His comments came hours after US President Donald Trump said a peace deal would involve “some swapping of territories” as he announced a meeting on Friday with his Russian counterpart, Vladimir Putin, in the US state of Alaska to discuss the war in Ukraine.
Tens of thousands of people have been killed since Russia launched its invasion of Ukraine, which also forced millions of people to flee their homes.
Three rounds of negotiations between Russia and Ukraine this year have failed to bear fruit, and it remains unclear whether a summit would bring peace any closer.
On Thursday, Putin said he considers a meeting with Zelenskyy possible but the conditions for such negotiations must be right and the prerequisites for this are still far from being met.
The Russian president did not outline his conditions, but previously, the Kremlin has insisted that Ukraine give up the territories Russia occupies, Western nations stop supplying Ukraine with weapons and they exclude Ukraine from membership in the NATO military alliance.
“There has been a lot of speculation over what a ceasefire agreement could look like in which the lines of contact between Russia and Ukraine could be frozen for a number of years,” Al Jazeera’s Osama Bin Javad, reporting from Moscow, said.
“It is also not clear whether the Russian demand that NATO’s ambitions in Ukraine should be forever quashed is actually going to be met.”
‘A challenging process’
Ukraine and its European allies have long opposed any agreement that involves ceding occupied territory, but Putin has repeatedly said any deal must require Ukraine to relinquish some of the territories Russia has seized.
Russia declared four Ukrainian regions that it does not fully control – Kherson, Donetsk, Zaporizhia and Luhansk – its territory in 2022 and also claims the Black Sea peninsula of Crimea, which it annexed in 2014.
Putin aide Yuri Ushakov said the talks between the presidents of Russia and the US next week will “focus on discussing options for achieving a long-term peaceful resolution to the Ukrainian crisis”.
“This will evidently be a challenging process, but we will engage in it actively and energetically,” Ushakov said.

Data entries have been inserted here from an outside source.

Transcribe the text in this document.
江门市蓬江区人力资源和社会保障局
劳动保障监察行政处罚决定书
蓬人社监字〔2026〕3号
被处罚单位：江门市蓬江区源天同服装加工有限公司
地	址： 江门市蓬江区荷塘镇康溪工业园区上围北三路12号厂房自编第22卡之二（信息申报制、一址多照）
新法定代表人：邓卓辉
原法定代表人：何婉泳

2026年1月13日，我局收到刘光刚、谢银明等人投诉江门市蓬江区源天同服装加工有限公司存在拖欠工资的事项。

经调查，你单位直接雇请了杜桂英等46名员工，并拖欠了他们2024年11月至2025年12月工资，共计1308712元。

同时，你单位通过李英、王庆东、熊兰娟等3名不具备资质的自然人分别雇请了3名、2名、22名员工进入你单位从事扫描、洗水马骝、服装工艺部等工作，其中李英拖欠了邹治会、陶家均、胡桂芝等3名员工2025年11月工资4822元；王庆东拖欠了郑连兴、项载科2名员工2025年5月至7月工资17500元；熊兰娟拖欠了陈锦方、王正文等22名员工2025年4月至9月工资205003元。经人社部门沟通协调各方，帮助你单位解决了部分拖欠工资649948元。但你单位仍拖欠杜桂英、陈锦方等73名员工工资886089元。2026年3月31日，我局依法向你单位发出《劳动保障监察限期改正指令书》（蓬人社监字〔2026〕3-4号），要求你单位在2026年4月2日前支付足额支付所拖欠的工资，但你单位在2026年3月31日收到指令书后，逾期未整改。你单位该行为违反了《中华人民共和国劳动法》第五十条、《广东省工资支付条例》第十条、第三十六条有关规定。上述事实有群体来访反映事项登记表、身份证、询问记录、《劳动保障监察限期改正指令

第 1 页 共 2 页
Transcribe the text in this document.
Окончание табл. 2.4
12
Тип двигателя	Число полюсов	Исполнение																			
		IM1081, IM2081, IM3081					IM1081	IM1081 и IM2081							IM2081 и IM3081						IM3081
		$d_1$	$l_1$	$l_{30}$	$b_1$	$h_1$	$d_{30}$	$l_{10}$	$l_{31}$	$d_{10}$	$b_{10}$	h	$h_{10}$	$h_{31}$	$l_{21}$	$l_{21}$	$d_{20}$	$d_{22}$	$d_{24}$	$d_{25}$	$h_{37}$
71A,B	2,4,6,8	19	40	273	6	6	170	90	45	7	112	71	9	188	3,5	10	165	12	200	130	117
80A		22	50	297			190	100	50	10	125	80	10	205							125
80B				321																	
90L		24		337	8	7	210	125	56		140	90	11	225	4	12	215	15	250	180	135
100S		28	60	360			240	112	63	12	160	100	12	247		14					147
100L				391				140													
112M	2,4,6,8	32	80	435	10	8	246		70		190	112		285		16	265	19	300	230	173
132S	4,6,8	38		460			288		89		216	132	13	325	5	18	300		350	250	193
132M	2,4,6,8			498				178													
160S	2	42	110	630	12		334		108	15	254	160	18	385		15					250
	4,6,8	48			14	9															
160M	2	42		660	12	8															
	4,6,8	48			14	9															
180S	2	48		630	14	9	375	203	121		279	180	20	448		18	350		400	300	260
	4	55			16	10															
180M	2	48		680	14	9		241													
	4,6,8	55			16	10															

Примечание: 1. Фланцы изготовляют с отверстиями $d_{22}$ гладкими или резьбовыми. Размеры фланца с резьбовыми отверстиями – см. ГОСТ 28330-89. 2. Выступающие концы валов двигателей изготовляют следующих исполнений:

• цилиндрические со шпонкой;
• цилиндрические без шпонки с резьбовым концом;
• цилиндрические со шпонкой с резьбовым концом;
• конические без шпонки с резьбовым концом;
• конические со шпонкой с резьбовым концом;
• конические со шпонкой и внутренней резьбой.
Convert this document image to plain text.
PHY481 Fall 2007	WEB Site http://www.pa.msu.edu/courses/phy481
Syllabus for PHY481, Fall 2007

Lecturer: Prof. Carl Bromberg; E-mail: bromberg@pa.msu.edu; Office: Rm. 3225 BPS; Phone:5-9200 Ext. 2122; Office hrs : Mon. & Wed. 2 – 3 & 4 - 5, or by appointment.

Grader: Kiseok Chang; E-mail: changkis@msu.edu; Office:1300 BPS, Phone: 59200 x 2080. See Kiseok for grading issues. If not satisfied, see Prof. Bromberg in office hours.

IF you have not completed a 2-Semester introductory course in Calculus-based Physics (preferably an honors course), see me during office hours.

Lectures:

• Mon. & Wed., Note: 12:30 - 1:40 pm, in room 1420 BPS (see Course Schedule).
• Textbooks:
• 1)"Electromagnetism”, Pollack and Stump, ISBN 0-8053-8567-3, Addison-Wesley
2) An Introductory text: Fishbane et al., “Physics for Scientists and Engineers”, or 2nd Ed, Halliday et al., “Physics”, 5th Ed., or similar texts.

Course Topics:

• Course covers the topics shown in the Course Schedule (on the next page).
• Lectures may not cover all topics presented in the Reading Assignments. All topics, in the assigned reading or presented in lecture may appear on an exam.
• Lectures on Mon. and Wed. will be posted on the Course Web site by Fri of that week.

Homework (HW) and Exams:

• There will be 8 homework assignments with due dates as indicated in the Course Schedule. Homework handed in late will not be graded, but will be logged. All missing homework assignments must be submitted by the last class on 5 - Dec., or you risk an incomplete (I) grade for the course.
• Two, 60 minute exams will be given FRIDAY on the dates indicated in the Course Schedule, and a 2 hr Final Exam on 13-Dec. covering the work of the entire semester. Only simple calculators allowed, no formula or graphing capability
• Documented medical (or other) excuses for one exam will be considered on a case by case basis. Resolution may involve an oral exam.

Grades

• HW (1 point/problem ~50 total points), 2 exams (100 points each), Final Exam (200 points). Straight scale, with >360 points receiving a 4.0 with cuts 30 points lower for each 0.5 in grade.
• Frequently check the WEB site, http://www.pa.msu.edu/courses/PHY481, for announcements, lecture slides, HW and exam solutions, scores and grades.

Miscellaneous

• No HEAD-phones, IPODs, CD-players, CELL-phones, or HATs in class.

Prime Minister Donald Tusk of Poland, a close ally of Ukraine, said on Friday that a pause in the conflict could be close.
“There are certain signals, and we also have an intuition that perhaps a freeze in the conflict – I don’t want to say the end, but a freeze in the conflict – is closer than it is further away,” Tusk said at a news conference after talks with Zelenskyy. “There are hopes for this.”
The Alaska summit would be the first between sitting US and Russian presidents since Joe Biden met Putin in Geneva in June 2021.
Trump and Putin last sat together in 2019 at a Group of 20 summit in Japan during Trump’s first term. They have spoken by telephone several times since Trump returned to the White House in January.